How we can take the pain out of exercise?
“You can train your body day in, day out for years on end – but ultimately it is your mindset that will decide your physical limits,” says Robson.
Theory suggests that muscles tire when they run out of fuel and there’s a build-up of lactic acid. But researchers are now investigating expectation effects in sport. What if it’s our prediction machine that estimates how far it can push the body and, when it believes it’s reaching its limits, puts the brakes on, creating the sense that we are “hitting the wall”? This new understanding of “mind over muscle” suggests that “by adopting the right mindset, even the most devoted couch potato can enjoy more gain, and less pain, from their workouts,” says the author.
Many of us struggle to stay fit because of negative expectations, Robson claims. If you had bad experiences in PE, for example, you may have spent your life convinced you aren’t a “sporty” person. According to the “new psychobiological view of fatigue”, this could impact your feelings of exhaustion and your performance. By “recalibrating our perceptions of our own abilities,” he says, we might actually start to find exercise easier.
How worrying about poor sleep is a more powerful pathogen than poor sleep itself
One “common stress in modern life” is “the stress of sleeplessness,” says Robson. Insomnia is often fuelled by a “ruminative, catastrophising thought process that amplifies anxiety and decreases happiness.” The more you fear not falling asleep, the more your mind will race, and the harder it is to drop off.
We often underestimate how much sleep we’re getting and “erroneous beliefs about sleep loss will themselves become a serious source of worry, setting off a vicious cycle,” says Robson. “The prediction machine will decide that we are ill equipped to deal with the day’s challenges” and everything starts to feel stressful.
Around 10 per cent of people are “complaining good sleepers” who believe they are sleep-deprived, even though they’re getting enough shut-eye, says Robson. 16 per cent are “non-complaining bad sleepers”, who don’t obtain 7 hours a night but aren’t anxious about it. And it’s the complaining good sleepers who are more likely to suffer from symptoms like fatigue, depression and anxiety, “while non-complaining bad sleepers are remarkably free of ill effects.”

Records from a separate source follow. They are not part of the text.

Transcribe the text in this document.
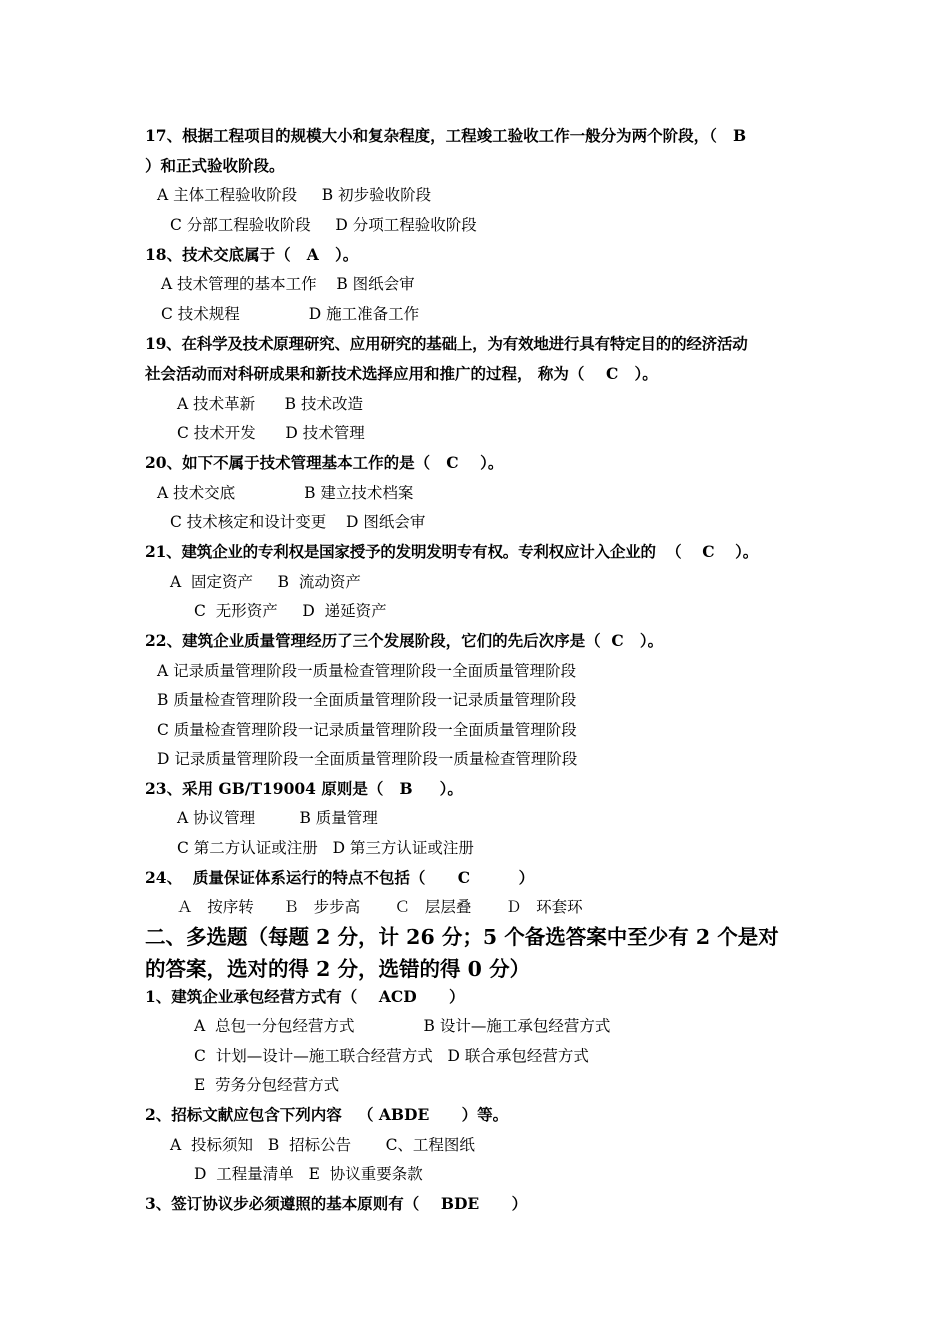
17、根据工程项目的规模大小和复杂程度，工程竣工验收工作一般分为两个阶段，（   B
）和正式验收阶段。
A 主体工程验收阶段     B 初步验收阶段
C 分部工程验收阶段     D 分项工程验收阶段
18、技术交底属于（   A   ）。
A 技术管理的基本工作    B 图纸会审
C 技术规程              D 施工准备工作
19、在科学及技术原理研究、应用研究的基础上，为有效地进行具有特定目的的经济活动
社会活动而对科研成果和新技术选择应用和推广的过程， 称为（    C   ）。
A 技术革新      B 技术改造
C 技术开发      D 技术管理
20、如下不属于技术管理基本工作的是（   C    ）。
A 技术交底              B 建立技术档案
C 技术核定和设计变更    D 图纸会审
21、建筑企业的专利权是国家授予的发明发明专有权。专利权应计入企业的  （    C    ）。
A  固定资产     B  流动资产
C  无形资产     D  递延资产
22、建筑企业质量管理经历了三个发展阶段，它们的先后次序是（  C   ）。
A 记录质量管理阶段一质量检查管理阶段一全面质量管理阶段
B 质量检查管理阶段一全面质量管理阶段一记录质量管理阶段
C 质量检查管理阶段一记录质量管理阶段一全面质量管理阶段
D 记录质量管理阶段一全面质量管理阶段一质量检查管理阶段
23、采用 GB/T19004 原则是（   B     ）。
A 协议管理         B 质量管理
C 第二方认证或注册   D 第三方认证或注册
24、  质量保证体系运行的特点不包括（      C         ）
Ａ   按序转      Ｂ   步步高       Ｃ   层层叠       Ｄ   环套环
二、多选题（每题 2 分，计 26 分；5 个备选答案中至少有 2 个是对
的答案，选对的得 2 分，选错的得 0 分）
1、建筑企业承包经营方式有（    ACD      ）
A  总包一分包经营方式              B 设计—施工承包经营方式
C  计划—设计—施工联合经营方式   D 联合承包经营方式
E  劳务分包经营方式
2、招标文献应包含下列内容   （ ABDE      ）等。
A  投标须知   B  招标公告       C、工程图纸
D  工程量清单   E  协议重要条款
3、签订协议步必须遵照的基本原则有（    BDE      ）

If you are tossing and turning in frustration at night, try to remember that your interpretations of your feelings “can do more harm than the feelings themselves.” It might just help you drift off…
How your beliefs about your age could actually help you live longer
“You really are as young – or old – as you feel,” says Robson. “Your beliefs about the ageing process may be as important for your long-term wellbeing as your actual age.”
Your beliefs about the ageing process may be as important for your long-term wellbeing as your actual age.
One study, run by Becca Levy at Yale School of Public Health, found the average person with a positive attitude to ageing lived for 22.6 years after the study started, while those with poorer perceptions of ageing survived for just 15 years. Levy wrote that one of the likely causes was “societally sanctioned denigration of the aged.”
When it comes to getting old, we have negative expectations: that our memory declines (so we start relying on lists), that our physical health declines (so we stop exercise and generally slow down) and that our frailty increases (which amplifies the body’s aches and pains).
“If you feel that you may be too old for a certain activity, start questioning the foundations for that expectation,” says Robson. “Does it arise from a real physical disability?... Or have you been infected by the messages of others?”
If we recognise our “capacity to control our ageing, be it through mindset or lifestyle changes” it can “provide a kind of countercharm against the negative stereotypes of getting older,” says the author. Raise your expectations of the ageing process and you might add years to your life.